Bugün oyumuzu kullandık. Kimi başkan seçilecek, kimi kaybedecek. Yeni göreve başlayacak belediye başkanları öncelikle depreme karşı projelerini netleştirmeli. Malum, ülkemizin hemen hemen her köşesinden fay hatları geçiyor. Her gün doğusu batısı, kuzeyi güneyi beşik gibi. Hatta tüm dünya sallanıyor.
***
Bu yüzden tüm belediye başkanları, kentsel dönüşüm konusunu yapacakları ilk iş olarak defterlerine yazmalı. Ada bazında dönüşümü benimsemeli. Yerel ve merkezi idare el ele vermeli, vatandaşı sıkıntıya düşürmeden başlarını sokacağı konutları yapmalı. Bu öncelikli sorunun ülke genelinde mutlaka çözülmesi gerekiyor. Yoksa 17 Ağustos 1999 ve 6 Şubat 2023 depremlerinde yitirdiğimiz on binlerce canımıza, önümüzdeki süreçte yaşanacak olası bir felakette yenilerini eklemeyelim.
***
Depremlerin ardından ülke genelinde birçok kentte dönüşüme gidildi, yenisi yapıldı. Ancak, bunun dışında evinin durumunu öğrenmek isteyenler belediye ile Çevre Şehircilik ve İklim Değişikliği Bakanlığı’ndan gelen görevlilerin yaptığı testlerin tam sonuç vermediğini gördü. Ardından konut sakinleri yaptırdıkları testlerde binalarının orta veya ağır hasarlı çıktığını öğrendi. Ancak dönüşüme gidemedi. Bu yüzden belediyelere testin sağlıklı yapılabilmesi için ‘binamız sağlam diyenlere’ karşı polis kolluk kuvveti çağırma yetkisinin mutlaka ve mutlaka verilmesi gerekiyor. İşte o zaman bina sağlam mı değil mi net bir şekilde ortaya çıkacaktır…
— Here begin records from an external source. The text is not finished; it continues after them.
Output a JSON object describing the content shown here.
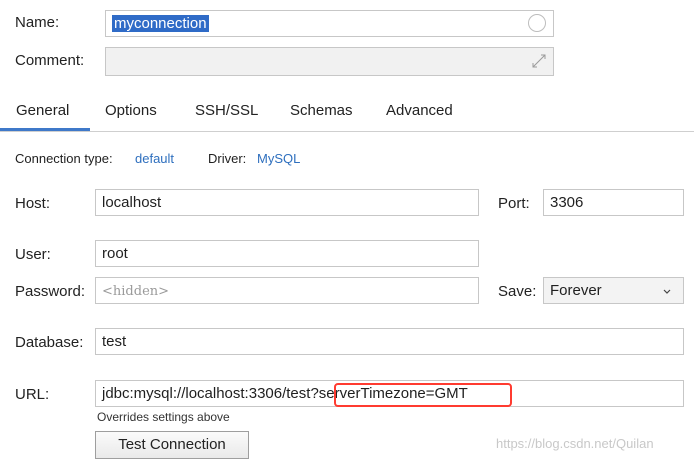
{
  "form": {
    "name_label": "Name:",
    "name_value": "myconnection",
    "comment_label": "Comment:",
    "comment_value": ""
  },
  "tabs": [
    {
      "label": "General"
    },
    {
      "label": "Options"
    },
    {
      "label": "SSH/SSL"
    },
    {
      "label": "Schemas"
    },
    {
      "label": "Advanced"
    }
  ],
  "general": {
    "connection_type_label": "Connection type:",
    "connection_type_value": "default",
    "driver_label": "Driver:",
    "driver_value": "MySQL",
    "host_label": "Host:",
    "host_value": "localhost",
    "port_label": "Port:",
    "port_value": "3306",
    "user_label": "User:",
    "user_value": "root",
    "password_label": "Password:",
    "password_placeholder": "<hidden>",
    "save_label": "Save:",
    "save_value": "Forever",
    "database_label": "Database:",
    "database_value": "test",
    "url_label": "URL:",
    "url_value": "jdbc:mysql://localhost:3306/test?serverTimezone=GMT",
    "override_note": "Overrides settings above",
    "test_button": "Test Connection"
  },
  "watermark": "https://blog.csdn.net/Quilan",
  "colors": {
    "accent": "#3f79c9",
    "selection": "#2f6bc7",
    "link": "#2e6fbe",
    "highlight_box": "#ff3b30"
  },
  "icons": {
    "name_status": "circle-icon",
    "comment_expand": "expand-icon",
    "save_dropdown": "chevron-down-icon"
  }
}
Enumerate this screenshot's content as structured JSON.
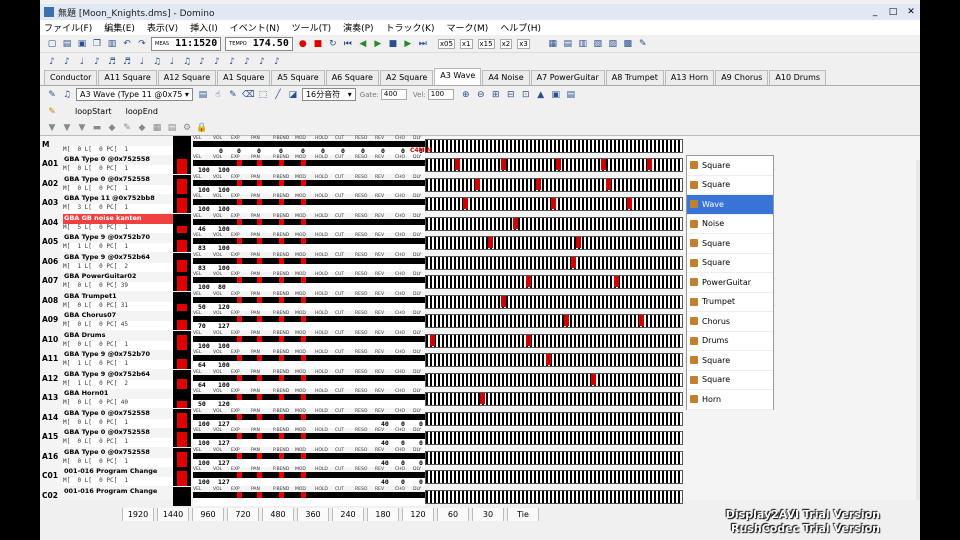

Parayı sokağa attınız, yazık
Aylardır tüm partilerin adayları gece-gündüz demeden çalıştı çabaladı, icraatlarını anlattı. Propaganda sürecinde benim en çok dikkatimi çeken, küçük partilerin adayları oldu. Seçimi kazanacak parti sayısı bana göre beşi geçmez. Ancak, o sayısını tam anımsayamadığım küçük partilerin adayları nasıl bir inançla seçilecekmiş gibi hareket etti, anlamakta güçlük çektim. Kaybedeceklerini bile bile on binler, yüz binler, hatta milyonlar harcadılar. Kendilerini kanıtlamaya çalıştılar ancak sonuç koca bir sıfır oldu.
***
Hele hele ekonomik krizi yaşadığımız bu günlerde, yapılan harcamaları ileride nasıl, kimin sırtından çıkaracaklar merak ediyorum. Kulağıma gelen bilgilere göre de, bu küçük partilerden bazı adayların çalıştıkları ajanslara baştan harcama konusunda tam yetki verdiği, ardından da ödeme yapmaya yanaşmadığını, hatta umursamadıklarını öğrendim. Madem pes edecektiniz, madem para vermeyecektiniz, niye adaylığa soyundunuz, niye vatandaşa kendinizi kanıtlama çabası içine girdiniz? Yazık değil mi, ailenizin rızkını kesip resmen sokağa attınız, bilmem farkında mısınız? Yarından itibaren de, “Ben ne yaptım” diye dövünecek, keşke bu işe girişmeseydim diyeceksiniz. Ancak, iş işten geçmiş olacak. Tabii her zamanki gibi son pişmanlığın fayda etmeyeceğini anlayacaksınız…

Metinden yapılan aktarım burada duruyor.